“Botox in a bottle” cosmeceutical: Argireline serum (acetyl hexapeptide 8)

Because of its anti-aging properties, argireline is a bioactive neuropeptide and cosmetic ingredient that is increasingly being used in skincare formulations. Argireline, also known as acetyl hexapeptide-3 or acetyl hexapeptide-8 depending on the source, is commonly referred to as “Botox in a bottle” due to its ability to reduce facial muscle contraction ability and wrinkle formation with daily skin applications.

argireline aka botox in a bottle or acetyl hexapeptide 8

How does argireline work?

Argireline was created specifically to have a Botox-like mechanism of action, interfering with a protein called SNAP-25 in the same way that Botox does.
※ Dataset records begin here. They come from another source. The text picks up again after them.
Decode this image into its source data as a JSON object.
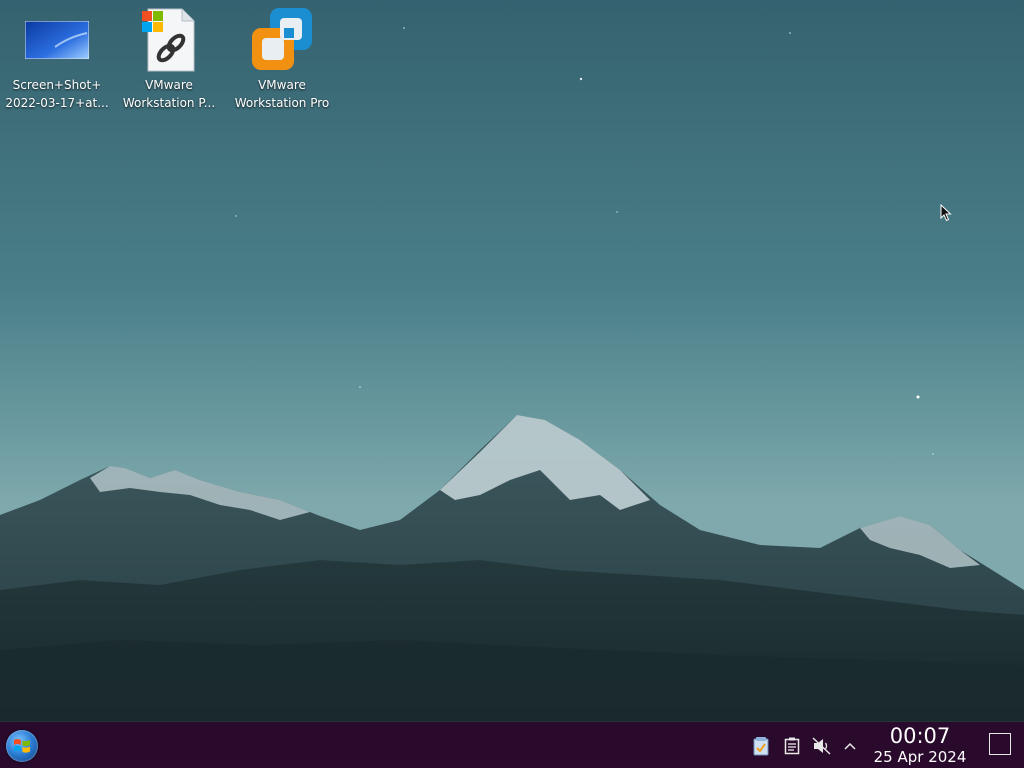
{
  "desktop": {
    "icons": [
      {
        "label_line1": "Screen+Shot+",
        "label_line2": "2022-03-17+at...",
        "icon": "image-file-icon"
      },
      {
        "label_line1": "VMware",
        "label_line2": "Workstation P...",
        "icon": "windows-shortcut-icon"
      },
      {
        "label_line1": "VMware",
        "label_line2": "Workstation Pro",
        "icon": "vmware-icon"
      }
    ]
  },
  "taskbar": {
    "start_icon": "windows-start-icon",
    "tray": [
      {
        "icon": "update-notifier-icon"
      },
      {
        "icon": "clipboard-icon"
      },
      {
        "icon": "volume-muted-icon"
      },
      {
        "icon": "chevron-up-icon"
      }
    ],
    "clock": {
      "time": "00:07",
      "date": "25 Apr 2024"
    },
    "show_desktop_icon": "show-desktop-icon"
  },
  "colors": {
    "taskbar_bg": "#2a0a2c",
    "sky_top": "#35626f",
    "sky_bottom": "#7fa9ad",
    "vmware_blue": "#1a8ed0",
    "vmware_orange": "#f29111"
  }
}
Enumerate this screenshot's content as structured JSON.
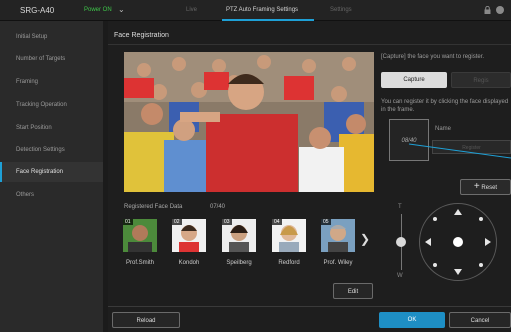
{
  "header": {
    "model": "SRG-A40",
    "power": "Power ON",
    "tabs": [
      {
        "label": "Live"
      },
      {
        "label": "PTZ Auto Framing Settings"
      },
      {
        "label": "Settings"
      }
    ]
  },
  "sidebar": {
    "items": [
      {
        "label": "Initial Setup"
      },
      {
        "label": "Number of Targets"
      },
      {
        "label": "Framing"
      },
      {
        "label": "Tracking Operation"
      },
      {
        "label": "Start Position"
      },
      {
        "label": "Detection Settings"
      },
      {
        "label": "Face Registration"
      },
      {
        "label": "Others"
      }
    ]
  },
  "main": {
    "title": "Face Registration",
    "capture_instruction": "[Capture] the face you want to register.",
    "capture_button": "Capture",
    "register_button_top": "Regis",
    "register_instruction": "You can register it by clicking the face displayed in the frame.",
    "count_box": "08/40",
    "name_label": "Name",
    "name_placeholder": "Register",
    "reset_button": "Reset",
    "registered_label": "Registered Face Data",
    "registered_count": "07/40",
    "faces": [
      {
        "num": "01",
        "name": "Prof.Smith"
      },
      {
        "num": "02",
        "name": "Kondoh"
      },
      {
        "num": "03",
        "name": "Speilberg"
      },
      {
        "num": "04",
        "name": "Redford"
      },
      {
        "num": "05",
        "name": "Prof. Wiley"
      }
    ],
    "edit_button": "Edit",
    "zoom_tele": "T",
    "zoom_wide": "W"
  },
  "footer": {
    "reload": "Reload",
    "ok": "OK",
    "cancel": "Cancel"
  },
  "colors": {
    "accent": "#1ea0d6",
    "power": "#3ec64a",
    "ok": "#1e8fc5"
  }
}
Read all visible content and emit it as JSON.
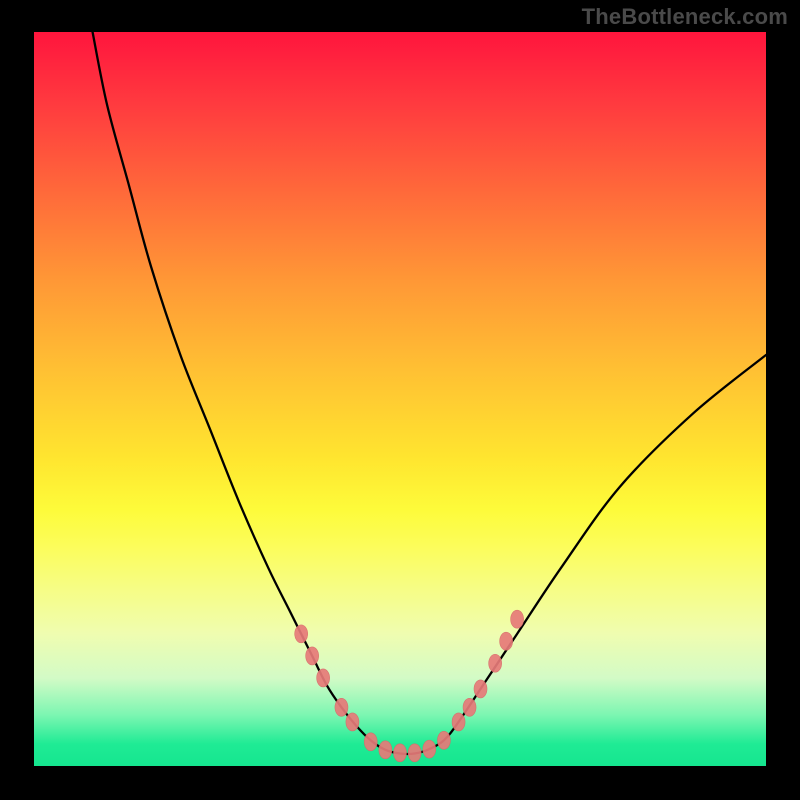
{
  "watermark": "TheBottleneck.com",
  "colors": {
    "frame": "#000000",
    "curve": "#000000",
    "marker_fill": "#e77a79",
    "marker_stroke": "#d86a69"
  },
  "chart_data": {
    "type": "line",
    "title": "",
    "xlabel": "",
    "ylabel": "",
    "xlim": [
      0,
      100
    ],
    "ylim": [
      0,
      100
    ],
    "grid": false,
    "legend": false,
    "series": [
      {
        "name": "curve",
        "x": [
          8,
          10,
          13,
          16,
          20,
          24,
          28,
          32,
          35,
          38,
          40,
          42,
          44,
          46,
          48,
          50,
          52,
          54,
          56,
          58,
          62,
          66,
          72,
          80,
          90,
          100
        ],
        "y": [
          100,
          90,
          79,
          68,
          56,
          46,
          36,
          27,
          21,
          15,
          11,
          8,
          5.5,
          3.5,
          2.2,
          1.7,
          1.7,
          2.3,
          3.5,
          6,
          12,
          18,
          27,
          38,
          48,
          56
        ]
      }
    ],
    "markers": {
      "x": [
        36.5,
        38,
        39.5,
        42,
        43.5,
        46,
        48,
        50,
        52,
        54,
        56,
        58,
        59.5,
        61,
        63,
        64.5,
        66
      ],
      "y": [
        18,
        15,
        12,
        8,
        6,
        3.3,
        2.2,
        1.8,
        1.8,
        2.3,
        3.5,
        6,
        8,
        10.5,
        14,
        17,
        20
      ],
      "rx": 6.5,
      "ry": 9
    }
  }
}
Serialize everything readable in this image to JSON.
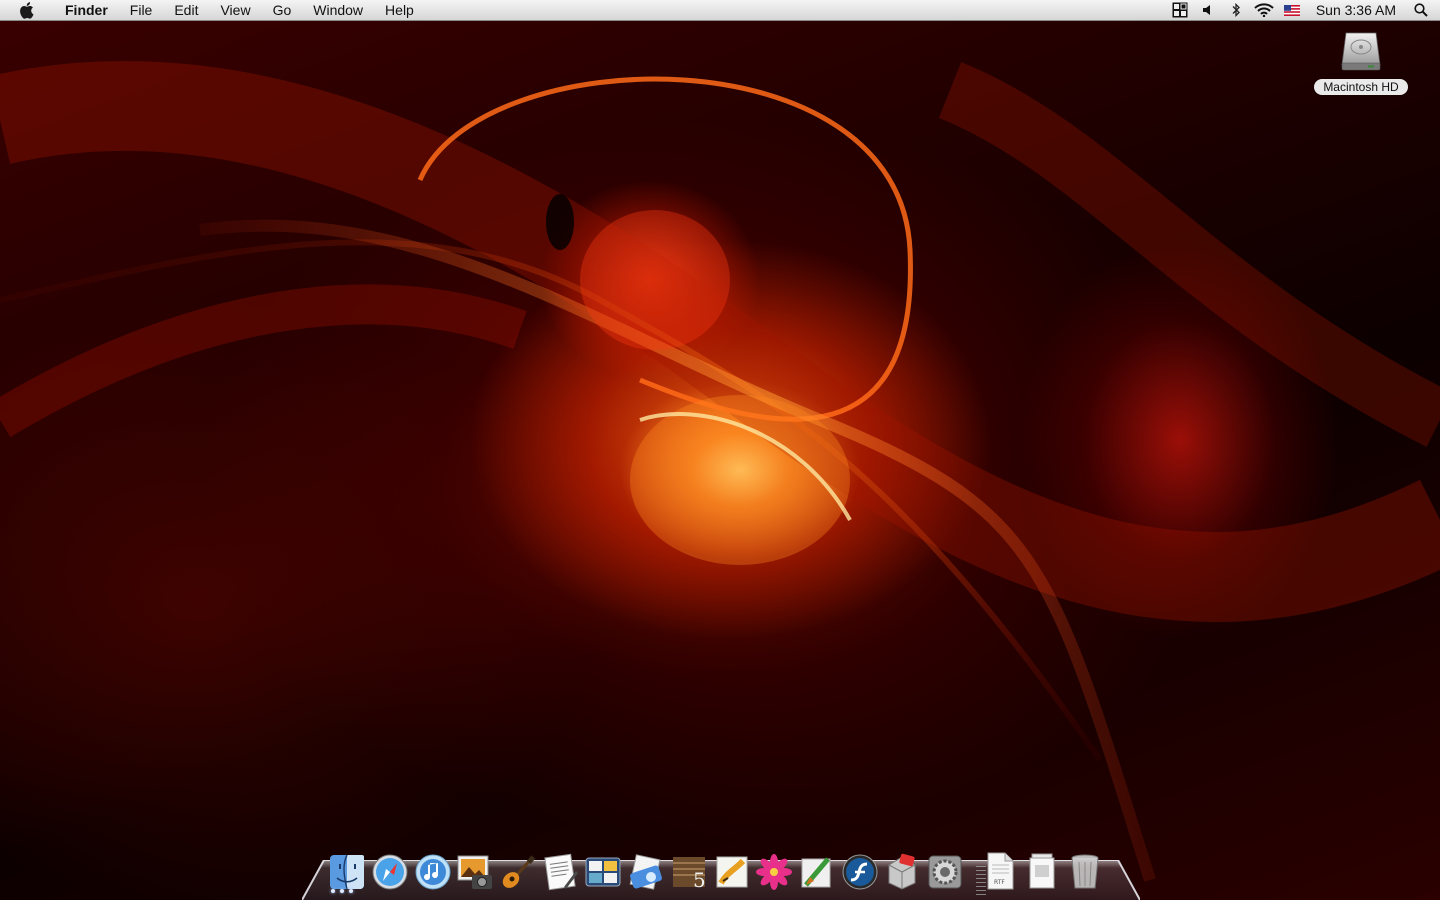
{
  "menubar": {
    "apple_icon": "apple-logo-icon",
    "app_name": "Finder",
    "menus": [
      "File",
      "Edit",
      "View",
      "Go",
      "Window",
      "Help"
    ],
    "status_icons": [
      "spaces-icon",
      "volume-icon",
      "bluetooth-icon",
      "wifi-icon",
      "us-flag-input-icon"
    ],
    "clock": "Sun 3:36 AM",
    "spotlight_icon": "spotlight-search-icon"
  },
  "desktop": {
    "icons": [
      {
        "label": "Macintosh HD",
        "icon": "hard-drive-icon"
      }
    ]
  },
  "dock": {
    "apps": [
      {
        "name": "Finder",
        "icon": "finder-icon",
        "running": true
      },
      {
        "name": "Safari",
        "icon": "safari-compass-icon"
      },
      {
        "name": "iTunes",
        "icon": "itunes-icon"
      },
      {
        "name": "iPhoto",
        "icon": "iphoto-icon"
      },
      {
        "name": "GarageBand",
        "icon": "garageband-guitar-icon"
      },
      {
        "name": "TextEdit",
        "icon": "textedit-icon"
      },
      {
        "name": "Dashboard",
        "icon": "dashboard-icon"
      },
      {
        "name": "Preview",
        "icon": "preview-icon"
      },
      {
        "name": "Dreamweaver",
        "icon": "adobe-cs5-icon"
      },
      {
        "name": "Illustrator",
        "icon": "illustrator-icon"
      },
      {
        "name": "Flower App",
        "icon": "pink-flower-icon"
      },
      {
        "name": "Brush Tool",
        "icon": "brush-tool-icon"
      },
      {
        "name": "Flash",
        "icon": "flash-icon"
      },
      {
        "name": "Installer",
        "icon": "installer-icon"
      },
      {
        "name": "System Preferences",
        "icon": "system-preferences-icon"
      }
    ],
    "documents": [
      {
        "name": "RTF Document",
        "icon": "rtf-document-icon",
        "badge": "RTF"
      },
      {
        "name": "Documents Stack",
        "icon": "document-stack-icon"
      },
      {
        "name": "Trash",
        "icon": "trash-icon"
      }
    ]
  },
  "colors": {
    "menubar_top": "#f4f4f4",
    "menubar_bottom": "#d6d6d6",
    "wallpaper_base": "#1a0000",
    "wallpaper_glow": "#ff7a10"
  }
}
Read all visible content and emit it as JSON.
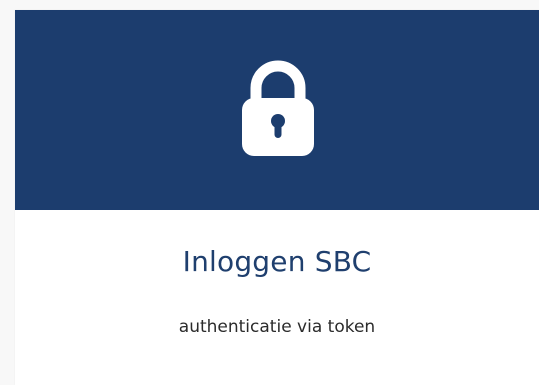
{
  "tile": {
    "title": "Inloggen SBC",
    "subtitle": "authenticatie via token",
    "icon": "lock-icon",
    "header_color": "#1c3d6e",
    "title_color": "#1f3f6e"
  }
}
Argireline inhibits the release of acetylcholine, a neurotransmitter that is released to activate skeletal muscles. Acetyl hexapeptide 8 reduces the ability of mimic facial muscles to contract over time and with daily applications, which is beneficial in terms of anti-aging and dynamic wrinkle formation.

How to use argireline serum and cream?

For quick and visible results, apply argireline in a 5-10% concentration twice daily for at least 30 days. Because the molecule struggles to cross the epidermal barrier on its own, using skin penetration enhancing techniques such as iontophoresis, electroporation, microneedling, and others may result in better and faster results.

What are argireline effects on the skin?

Incorporating argireline into your skincare regimen can bring numerous benefits. Research shows that acetyl hexapeptide 8 can effectively:

  • Smooth out fine lines and wrinkles, reducing their depth by 30-50% after 30 days of twice daily use of a 5 to 10% solution
  • Reduce skin roughness
  • Prevent the formation of new dynamic wrinkles
  • Reduce trans-epidermal water loss (TEWL)
  • Increase the synthesis of Type I collagen fibers, which make up over 80% of collagen fibers in the dermis
  • Prolong the effects of Botox, leading to fewer units needed per session or longer intervals between sessions, resulting in significant savings.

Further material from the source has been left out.